Meta AI's latest project Llama3 has attracted widespread attention. The editor of Downcodes will give you an in-depth understanding of its core technology and future development direction. Meta AI researcher Thomas Scialom was recently interviewed, sharing the details of the development of Llama3 and providing unique insights into the problems existing in large-scale language model training. He particularly emphasized the important role of synthetic data in Llama3 training and how to effectively use human feedback to improve model performance. This article will explain in detail the training methods, application areas and future development plans of Llama3, presenting readers with a comprehensive and in-depth perspective.
Thomas Scialom, a researcher at Meta AI, recently shared some insights into their latest project, Llama3, in an interview. He bluntly points out that the large amounts of text on the web are of varying quality, and he believes that training on this data is a waste of resources. Therefore, the training process of Llama3 does not rely on any human-written answers, but is entirely based on the synthetic data generated by Llama2.
When discussing the training details of Llama3, Scialom detailed the application of synthetic data in different fields. For example, in terms of code generation, they used three different methods to generate synthetic data, including feedback from code execution, translation of programming languages, and back-translation of documentation. In terms of mathematical reasoning, they drew on the “let’s step-by-step” research approach to data generation. In addition, Llama3 continues to be pre-trained with 90% multi-language tokens to collect high-quality human annotations, which is particularly important in multi-language processing.
Long text processing is also a focus of Llama3, and they rely on synthetic data to handle long text question answering, long document summarization, and code base inference. In terms of tool usage, Llama3 was trained on Brave search, Wolfram Alpha and Python interpreters to implement single, nested, parallel and multi-round function calls.
Scialom also mentioned the importance of reinforcement learning with human feedback (RLHF) in Llama3 training. They made extensive use of human preference data to train the model, emphasizing humans' ability to make choices (such as choosing which of two poems to prefer) rather than starting from scratch.

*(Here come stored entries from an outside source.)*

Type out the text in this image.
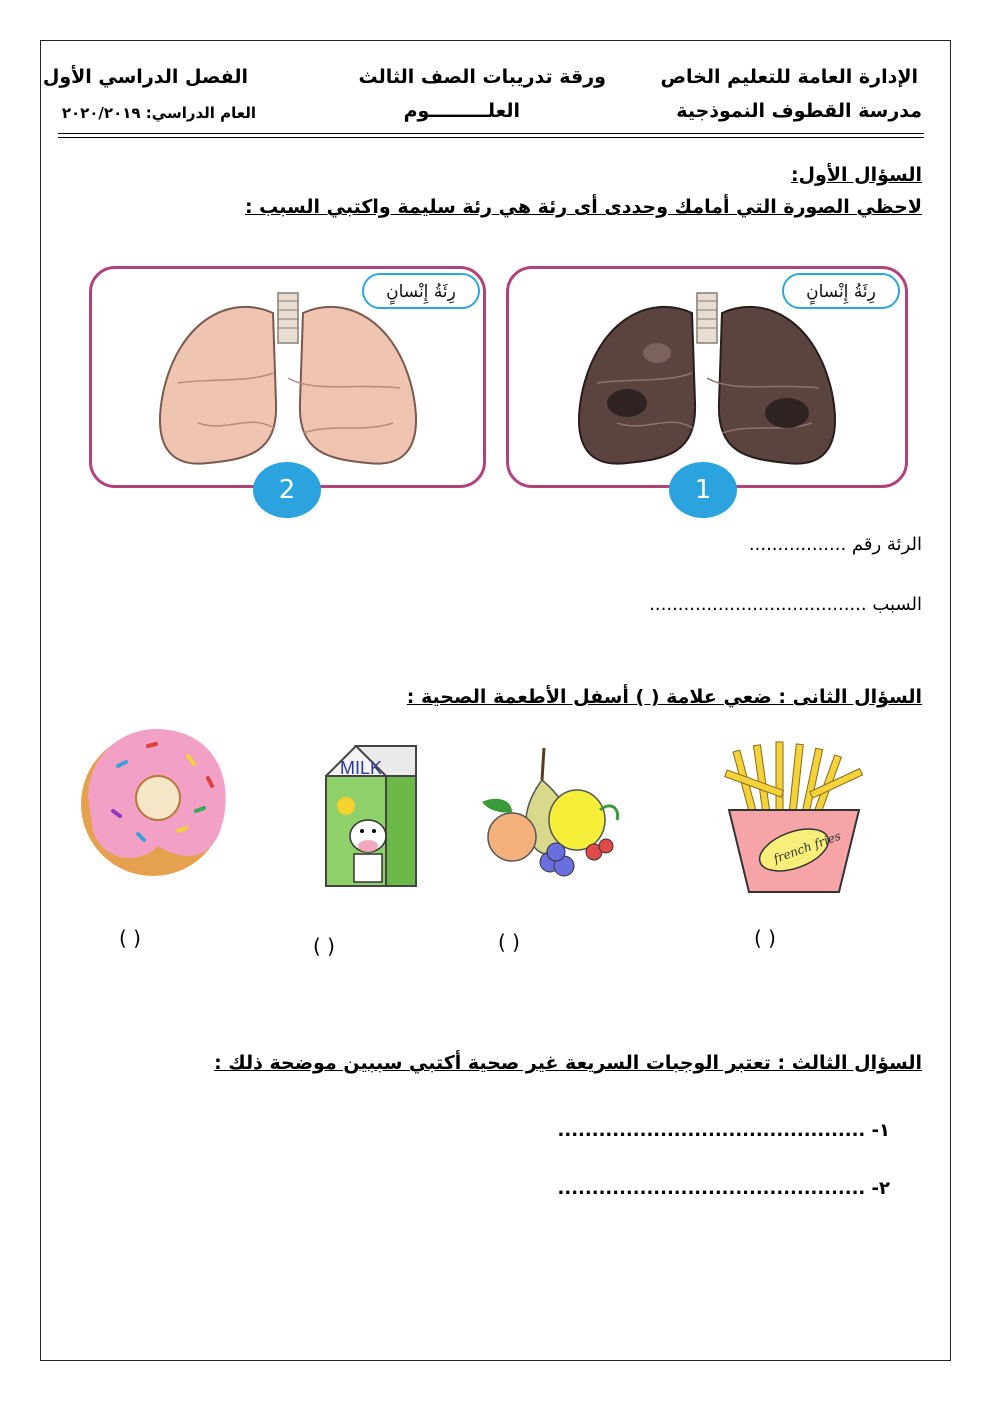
الإدارة العامة للتعليم الخاص
مدرسة القطوف النموذجية
ورقة تدريبات الصف الثالث
العلـــــــــوم
الفصل الدراسي الأول
العام الدراسي: ٢٠٢٠/٢٠١٩
السؤال الأول:
لاحظي الصورة التي أمامك وحددى أى رئة هي رئة سليمة واكتبي السبب :
رِئَةُ إِنْسانٍ
2
رِئَةُ إِنْسانٍ
1
الرئة رقم .................
السبب ......................................
السؤال الثانى : ضعي علامة ( ) أسفل الأطعمة الصحية :
MILK
french fries
( )	( )	( )	( )
السؤال الثالث : تعتبر الوجبات السريعة غير صحية أكتبي سببين موضحة ذلك :
١- .............................................
٢- .............................................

Meta has started the training of Llama4 in June, and Scialom revealed that a main focus of Llama4 will be around the intelligent agent. In addition, he also mentioned a multi-modal version of Llama, which will have more parameters and is planned to be released in the near future.
Scialom’s interview reveals Meta AI’s latest progress and future development directions in the field of artificial intelligence, especially in how to use synthetic data and human feedback to improve model performance.
Through Scialom’s interview, we learned about Llama3’s innovations in data utilization and model training, as well as Meta AI’s continued exploration in the field of large-scale language models. The successful experience of Llama3 provides valuable reference for the development of future artificial intelligence models, and also indicates that artificial intelligence technology will develop in a more accurate and efficient direction. The editor of Downcodes looks forward to the release of Llama4 and multi-modal Llama, and continues to pay attention to Meta AI's breakthrough progress in the field of artificial intelligence.